A Passage to India
The plot that Forster chose to illustrate his belief focuses on Dr. Aziz (Alex Caan) of Chandrapore, a man with a loving nature who attempts to bridge cultural differences but runs afoul of his intentions when hosting two Englishwomen. Responding to Adela Quested (Fenella Woolgar) and her intended mother-in-law, Mrs. Moore (Susan Tracy), because they're intent on meeting Indians rather than observing them from exclusive club verandas, Aziz invites the ladies on an excursion to the area's sole tourist attraction, the mysterious Marabar Caves.
In the caves, both women undergo life-altering experiences. Mrs. Moore's equanimity is thrown off balance as a result of the booming, invasive echo she hears in the first cave that she enters and from which she hastily retreats. Adela, whose surname signals her desire to broaden a narrow outlook but doesn't entirely hint at her sexual repression, comes to believe that she's been assaulted by Dr. Aziz. Her accusations lead to a trial and to the doctor's release when Adela retracts her testimony. The shift comes too late for Aziz to reclaim a favorable attitude towards the English, despite his long-standing bond with Fielding (William Osborne), the principal of the local government college.
Described over the last 80 years in phrases boasting adjectives like "symphonic," A Passage to India is no day at the beach to transfer to the stage. But director Meckler has taken on similar challenges before with, for instance, Jane Eyre and Anna Karenina, neither of which is easy to lift from between Modern Library hardcovers. Working her charms, Meckler and adapter Martin Sherman -- aided by designer Niki Turner's wall of beaten bronze, movable riser, and white linen costumes -- make Forster's masterpiece into an engagingly Chekhovian comedy-drama.
Meckler's at her best in scenes where Forster's characters strive sincerely to connect or labor against the notion, with Adela's stuffed-shirt fiancé Ronny (Simon Scardifield) among the latter contingent. The early scene in which Dr. Aziz initially encounters Mrs. Moore at a mosque and a later section in which Adela and Ronny test their feelings for each other are touchingly satirical. When the Marabar Caves daytrippers ride an elephant, Meckler amusingly handles the jaunt by using only the 11-member cast as elephant and passengers. Meckler and Sherman also manage to include many of Forster's subtler giveaway details, like a sequence involving a borrowed collar stud. But they can't clarify the homoerotic relationship between Aziz and Fielding because Forster, who talked of loving his friend Masood, never publicly clarified his own homosexual longings.

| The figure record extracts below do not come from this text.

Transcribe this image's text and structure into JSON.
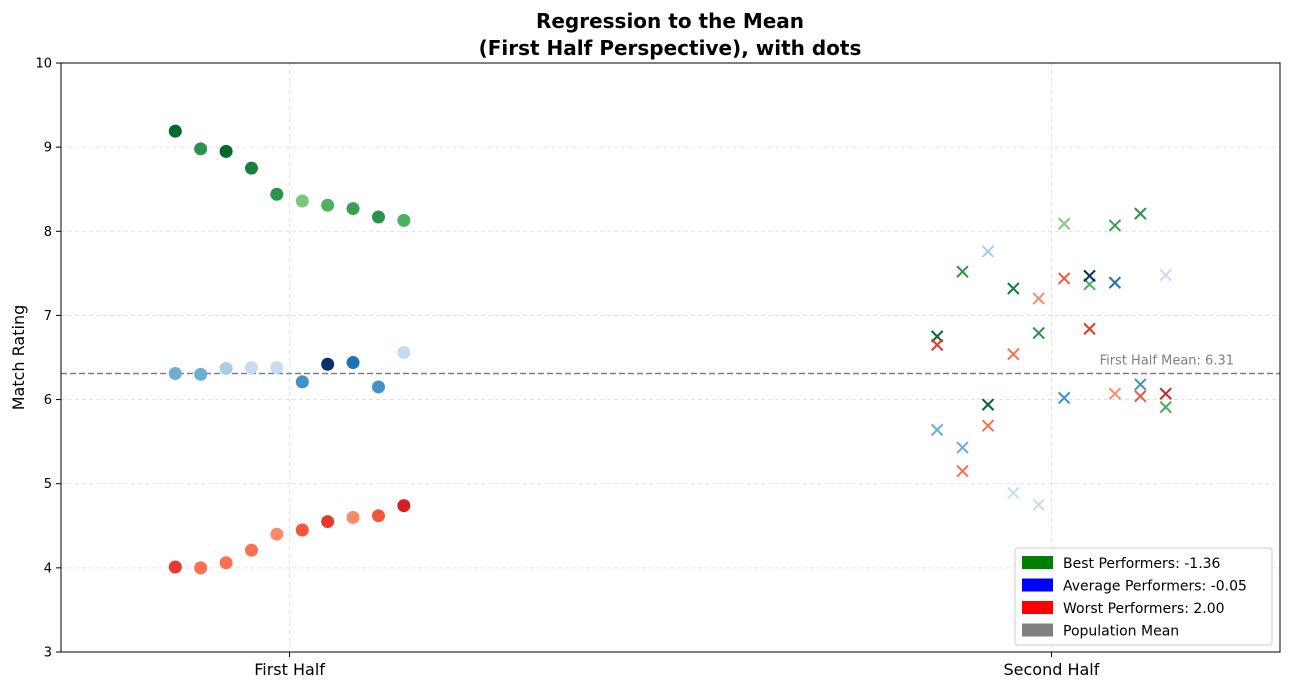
{
  "chart_data": {
    "type": "scatter",
    "title_lines": [
      "Regression to the Mean",
      "(First Half Perspective), with dots"
    ],
    "xlabel": "",
    "ylabel": "Match Rating",
    "categories": [
      "First Half",
      "Second Half"
    ],
    "ylim": [
      3,
      10
    ],
    "yticks": [
      3,
      4,
      5,
      6,
      7,
      8,
      9,
      10
    ],
    "grid": true,
    "population_mean": 6.31,
    "mean_label": "First Half Mean: 6.31",
    "legend_position": "lower-right",
    "legend": [
      {
        "label": "Best Performers: -1.36",
        "color": "#008000"
      },
      {
        "label": "Average Performers: -0.05",
        "color": "#0000ff"
      },
      {
        "label": "Worst Performers: 2.00",
        "color": "#ff0000"
      },
      {
        "label": "Population Mean",
        "color": "#808080"
      }
    ],
    "series": [
      {
        "group": "best",
        "first_half_marker": "dot",
        "second_half_marker": "x",
        "points": [
          {
            "x1": -0.15,
            "y1": 9.19,
            "x2": 0.85,
            "y2": 6.75,
            "color": "#00682a"
          },
          {
            "x1": -0.1167,
            "y1": 8.98,
            "x2": 0.8833,
            "y2": 7.52,
            "color": "#2a924a"
          },
          {
            "x1": -0.0833,
            "y1": 8.95,
            "x2": 0.9167,
            "y2": 5.94,
            "color": "#00682a"
          },
          {
            "x1": -0.05,
            "y1": 8.75,
            "x2": 0.95,
            "y2": 7.32,
            "color": "#1b7e3e"
          },
          {
            "x1": -0.0167,
            "y1": 8.44,
            "x2": 0.9833,
            "y2": 6.79,
            "color": "#2a924a"
          },
          {
            "x1": 0.0167,
            "y1": 8.36,
            "x2": 1.0167,
            "y2": 8.09,
            "color": "#7bc87c"
          },
          {
            "x1": 0.05,
            "y1": 8.31,
            "x2": 1.05,
            "y2": 7.37,
            "color": "#4daf62"
          },
          {
            "x1": 0.0833,
            "y1": 8.27,
            "x2": 1.0833,
            "y2": 8.07,
            "color": "#37a055"
          },
          {
            "x1": 0.1167,
            "y1": 8.17,
            "x2": 1.1167,
            "y2": 8.21,
            "color": "#2a924a"
          },
          {
            "x1": 0.15,
            "y1": 8.13,
            "x2": 1.15,
            "y2": 5.91,
            "color": "#4daf62"
          }
        ]
      },
      {
        "group": "average",
        "first_half_marker": "dot",
        "second_half_marker": "x",
        "points": [
          {
            "x1": -0.15,
            "y1": 6.31,
            "x2": 0.85,
            "y2": 5.64,
            "color": "#6aaed6"
          },
          {
            "x1": -0.1167,
            "y1": 6.3,
            "x2": 0.8833,
            "y2": 5.43,
            "color": "#6aaed6"
          },
          {
            "x1": -0.0833,
            "y1": 6.37,
            "x2": 0.9167,
            "y2": 7.76,
            "color": "#a6cee4"
          },
          {
            "x1": -0.05,
            "y1": 6.38,
            "x2": 0.95,
            "y2": 4.89,
            "color": "#c6dbef"
          },
          {
            "x1": -0.0167,
            "y1": 6.38,
            "x2": 0.9833,
            "y2": 4.75,
            "color": "#c6dbef"
          },
          {
            "x1": 0.0167,
            "y1": 6.21,
            "x2": 1.0167,
            "y2": 6.02,
            "color": "#4292c6"
          },
          {
            "x1": 0.05,
            "y1": 6.42,
            "x2": 1.05,
            "y2": 7.47,
            "color": "#08306b"
          },
          {
            "x1": 0.0833,
            "y1": 6.44,
            "x2": 1.0833,
            "y2": 7.39,
            "color": "#2171b5"
          },
          {
            "x1": 0.1167,
            "y1": 6.15,
            "x2": 1.1167,
            "y2": 6.18,
            "color": "#4292c6"
          },
          {
            "x1": 0.15,
            "y1": 6.56,
            "x2": 1.15,
            "y2": 7.48,
            "color": "#c6dbef"
          }
        ]
      },
      {
        "group": "worst",
        "first_half_marker": "dot",
        "second_half_marker": "x",
        "points": [
          {
            "x1": -0.15,
            "y1": 4.01,
            "x2": 0.85,
            "y2": 6.65,
            "color": "#e8392f"
          },
          {
            "x1": -0.1167,
            "y1": 4.0,
            "x2": 0.8833,
            "y2": 5.15,
            "color": "#fb7050"
          },
          {
            "x1": -0.0833,
            "y1": 4.06,
            "x2": 0.9167,
            "y2": 5.69,
            "color": "#fb7050"
          },
          {
            "x1": -0.05,
            "y1": 4.21,
            "x2": 0.95,
            "y2": 6.54,
            "color": "#fb7050"
          },
          {
            "x1": -0.0167,
            "y1": 4.4,
            "x2": 0.9833,
            "y2": 7.2,
            "color": "#fc8a6a"
          },
          {
            "x1": 0.0167,
            "y1": 4.45,
            "x2": 1.0167,
            "y2": 7.44,
            "color": "#f5553c"
          },
          {
            "x1": 0.05,
            "y1": 4.55,
            "x2": 1.05,
            "y2": 6.84,
            "color": "#e8392f"
          },
          {
            "x1": 0.0833,
            "y1": 4.6,
            "x2": 1.0833,
            "y2": 6.07,
            "color": "#fc8a6a"
          },
          {
            "x1": 0.1167,
            "y1": 4.62,
            "x2": 1.1167,
            "y2": 6.04,
            "color": "#f5553c"
          },
          {
            "x1": 0.15,
            "y1": 4.74,
            "x2": 1.15,
            "y2": 6.07,
            "color": "#d42020"
          }
        ]
      }
    ]
  }
}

By 2004, story-theater devices have become highly sophisticated, and Nancy Meckler is a chief sophisticate. Facile as she is, she runs up against one daunting obstacle here: the Marabar Caves. To suggest the travails that Adela and Mrs. Moore encounter, she resorts to stylized movement. Negotiating the gloomy interiors, Adela steps over players pretending to be rocks and executes a series of other odd body contortions. Sound designer David McSeveney throws in some feedback to simulate the echo that Adela and Mrs. Moore carry on about for the rest of the piece. None of this adds up to the overwhelming and, eventually, heavily symbolic effect that the caves have on the frightened women. Forster intends them to be staring into the unfathomable abyss that is India and recoiling from it in abject defeat. Meckler and team don't make it happen, which leaves this enterprise lacking what that the other great novelist of the period, Joseph Conrad, called a heart of darkness.